I don't think any single person did, they just went with what ever way best suited the hardware/language it is being implemented on/with and the needs of the language being implemented. If stack underflows are rare than growing down means testing for an overflow is always the same regardless of stack size and I assume this is why some languages (like Forth) have -1 as false instead of 0, -1 is an overflow so the languages own true/false can test for an overflow. In languages which are not so directly dealing with the stack, underflows are rare and may not even be possible so having the last element of the stack as stack pointer==0 simplifies things.

If it grew up it'd be confused with the heap!

But srsly folks, memory with an origin of zero is a proud tradition that helps confused programmers know where to begin.

And given that within the Von Neumann architecture program and data can not be distinguished, and also noting the incredible utility of a stack to keeping a dynamic call chain with localized storage reference scope to support recursion, a paradigm that divides between a heap and stack in a layout that's as open-ended as possible to the available storage and execution demands of the program seems not only prudent but fairly obvious.

Sure, feel free to inject an arbitrarily complex N-leveled storage abstraction built from pure message passing between caches within some larger, wildly associative machinery and stuff it into the nether regions of the machine. But regardless of such hijinks, as long as your memory is indexed and locally finite, you end up with at least two ends of memory, hither and yon, so may as well use them.

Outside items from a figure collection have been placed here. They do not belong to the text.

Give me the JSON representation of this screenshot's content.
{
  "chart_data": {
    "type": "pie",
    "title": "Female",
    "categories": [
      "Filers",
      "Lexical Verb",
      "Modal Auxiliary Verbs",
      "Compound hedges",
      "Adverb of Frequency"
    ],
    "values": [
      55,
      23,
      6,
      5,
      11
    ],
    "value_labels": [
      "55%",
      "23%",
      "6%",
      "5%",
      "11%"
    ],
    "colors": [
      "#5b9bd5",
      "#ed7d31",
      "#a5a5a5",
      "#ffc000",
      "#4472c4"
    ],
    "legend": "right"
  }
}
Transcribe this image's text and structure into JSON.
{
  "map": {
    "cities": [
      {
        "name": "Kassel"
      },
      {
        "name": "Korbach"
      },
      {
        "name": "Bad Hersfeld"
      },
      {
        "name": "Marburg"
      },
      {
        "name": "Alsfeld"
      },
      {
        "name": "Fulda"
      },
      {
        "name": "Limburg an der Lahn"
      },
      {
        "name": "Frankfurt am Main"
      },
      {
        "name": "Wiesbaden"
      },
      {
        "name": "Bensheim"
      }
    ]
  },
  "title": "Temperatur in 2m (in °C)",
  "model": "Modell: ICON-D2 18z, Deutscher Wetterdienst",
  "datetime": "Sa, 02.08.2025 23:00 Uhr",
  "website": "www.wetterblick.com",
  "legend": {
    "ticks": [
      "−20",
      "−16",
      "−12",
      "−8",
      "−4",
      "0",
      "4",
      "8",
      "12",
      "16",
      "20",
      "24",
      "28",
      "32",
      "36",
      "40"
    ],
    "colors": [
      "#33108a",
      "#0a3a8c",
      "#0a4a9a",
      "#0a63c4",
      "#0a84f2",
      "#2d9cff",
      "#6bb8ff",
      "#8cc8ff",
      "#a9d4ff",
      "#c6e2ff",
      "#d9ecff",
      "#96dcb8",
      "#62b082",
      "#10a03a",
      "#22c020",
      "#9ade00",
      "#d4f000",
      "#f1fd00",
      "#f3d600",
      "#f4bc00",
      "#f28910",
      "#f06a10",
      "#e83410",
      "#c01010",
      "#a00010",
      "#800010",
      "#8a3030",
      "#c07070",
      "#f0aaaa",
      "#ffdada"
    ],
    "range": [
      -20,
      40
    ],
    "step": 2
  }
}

As to turning hither and yon upside down into yon and hither, knock yourself out! Show the world the future of memory should be inverted and palindromic-- introducing Z, the runtime environment where everything can and does start from either end or anywhere in between. No design nor implementation is necessary. Every pattern in memory is a valid program. Just state your objective and start debugging. Voila! Problems that once seemed intractable are solved. Call it VibeZ coding.

The mostly forgotten HP-PA architecture, and whatever architecture Multics ran on had the stack growing up, and the heap in high memory.

I've programmed in assemblers and higher level languages on a variety of machines over the decades, and I can't recall ever caring in which direction the stack grew, only if it under or overflowed.

Back a long time ago, before GB memories and MMUs, the executable code was loaded at low addresses, statically allocated data followed, then dynamically allocated memory (heap). So stack was placed at the very top of memory and grew down. When heap and stack collided it signaled an out of memory situation.